Traffic was terrible, but it gave me more time to think. I remember reading Todd’s account of what happened that day.
“We were walking and a white van with ice cream signs on it pulled up next to us. A man in a clown suit leaned out and asked us if we wanted to buy any ice cream. Jessie stepped toward the van. The man grabbed her and pulled her in. Then he drove off. I chased the van, running as fast as I could, but I couldn’t catch it. I ran to our house, dialed 911, and the police came right away.”
The story was in all the papers and on television.
I remember thinking about Sandy on those days and then pushing those memories away, again.
Unfortunately, Todd didn’t get the license plate of the van.
Hotlines were set up, tips were followed, but Jessie was never found.
When I pulled into my driveway, I heard the familiar sound of my dog, Shelby. She’s a stray that wandered into my garage one day and just stayed.

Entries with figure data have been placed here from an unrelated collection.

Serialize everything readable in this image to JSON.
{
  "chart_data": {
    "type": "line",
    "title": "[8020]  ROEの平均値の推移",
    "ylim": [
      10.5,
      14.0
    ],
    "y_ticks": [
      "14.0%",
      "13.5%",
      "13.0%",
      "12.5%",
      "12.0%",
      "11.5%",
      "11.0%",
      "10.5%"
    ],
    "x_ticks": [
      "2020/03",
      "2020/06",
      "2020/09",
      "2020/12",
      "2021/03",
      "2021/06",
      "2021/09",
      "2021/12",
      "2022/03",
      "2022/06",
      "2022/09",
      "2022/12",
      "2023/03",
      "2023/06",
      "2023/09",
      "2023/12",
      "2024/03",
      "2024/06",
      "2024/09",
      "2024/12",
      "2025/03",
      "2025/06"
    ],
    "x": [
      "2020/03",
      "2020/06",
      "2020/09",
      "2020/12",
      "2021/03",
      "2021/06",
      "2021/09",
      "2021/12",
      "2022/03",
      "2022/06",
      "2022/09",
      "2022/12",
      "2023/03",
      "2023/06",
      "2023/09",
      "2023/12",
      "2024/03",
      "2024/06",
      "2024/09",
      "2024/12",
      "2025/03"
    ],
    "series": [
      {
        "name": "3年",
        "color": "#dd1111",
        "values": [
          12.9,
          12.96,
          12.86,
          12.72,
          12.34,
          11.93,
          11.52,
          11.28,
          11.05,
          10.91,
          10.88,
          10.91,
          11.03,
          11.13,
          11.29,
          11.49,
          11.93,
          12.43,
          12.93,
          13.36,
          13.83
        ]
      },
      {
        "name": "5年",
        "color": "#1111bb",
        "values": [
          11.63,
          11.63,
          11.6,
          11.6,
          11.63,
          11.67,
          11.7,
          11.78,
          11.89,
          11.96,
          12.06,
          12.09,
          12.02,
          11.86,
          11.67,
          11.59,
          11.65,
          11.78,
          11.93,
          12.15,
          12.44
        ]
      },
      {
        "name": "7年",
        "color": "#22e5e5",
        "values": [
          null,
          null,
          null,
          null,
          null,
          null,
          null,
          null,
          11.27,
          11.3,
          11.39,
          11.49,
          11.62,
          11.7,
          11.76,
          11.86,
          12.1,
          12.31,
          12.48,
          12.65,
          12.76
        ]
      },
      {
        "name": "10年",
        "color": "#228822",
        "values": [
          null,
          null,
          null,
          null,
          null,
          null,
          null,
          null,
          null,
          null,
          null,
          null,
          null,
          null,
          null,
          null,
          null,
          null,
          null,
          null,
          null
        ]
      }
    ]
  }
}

I gathered up my bag and purse and went to the front door.
As soon as I opened it, Shelby leaped at me.
“Easy girl,” I said, between pushing her down and juggling my purse and bag.

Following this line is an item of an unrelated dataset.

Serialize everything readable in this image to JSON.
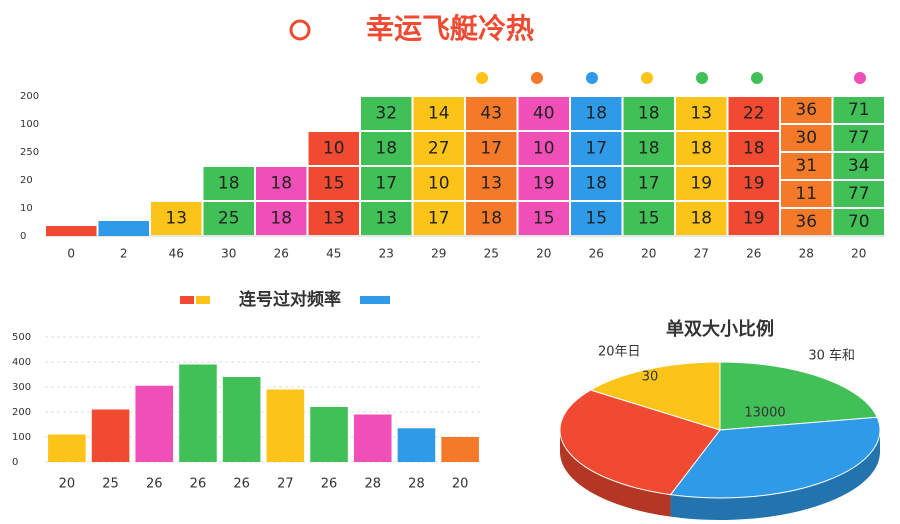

Finally, I set my stuff down and turned my attention to the bouncing dog. When I sat down on the floor, she jumped into my lap. I leaned over and grabbed one of her toys from the ground. We played tug-a-war for a while, and then I got up. Shelby leaped up again.
“No more, girl.
I’m starving.”
I went into the kitchen, rummaged through the refrigerator, and found some leftover tri-tip from the night before.
I made myself a sandwich, sat down at the dining room table, and took out my notes.
Three hours later I knew a few more things about Jessie, her family, and the community where she lived. Gainsville was a small city nestled at the foot of the Sierra Nevada. Jessie’s parents, Martha and Dave, owned a small grocery store in town. The FBI was involved in the case, but most of the quotes were from a young local sheriff, Tom Owens. He’d organized a local search of the area and the surrounding foothills. He seemed to be taking Jessie’s kidnapping personally, and I wondered if he was a friend of the family.
No physical evidence was ever found to suggest that she was kept in the area after she was abducted. At midnight I closed my notes. Gainsville was only a few hours drive, and I didn’t have any plans for spring break.
Today Jessie would be sixteen years old. I hadn’t been able to really help in finding Sandy. I had been a child myself. But now I was an adult. I wondered where Jessie was. Was she alive? Would searching for her help heal the hurt and sense of loss I still felt? There was only one way to find out.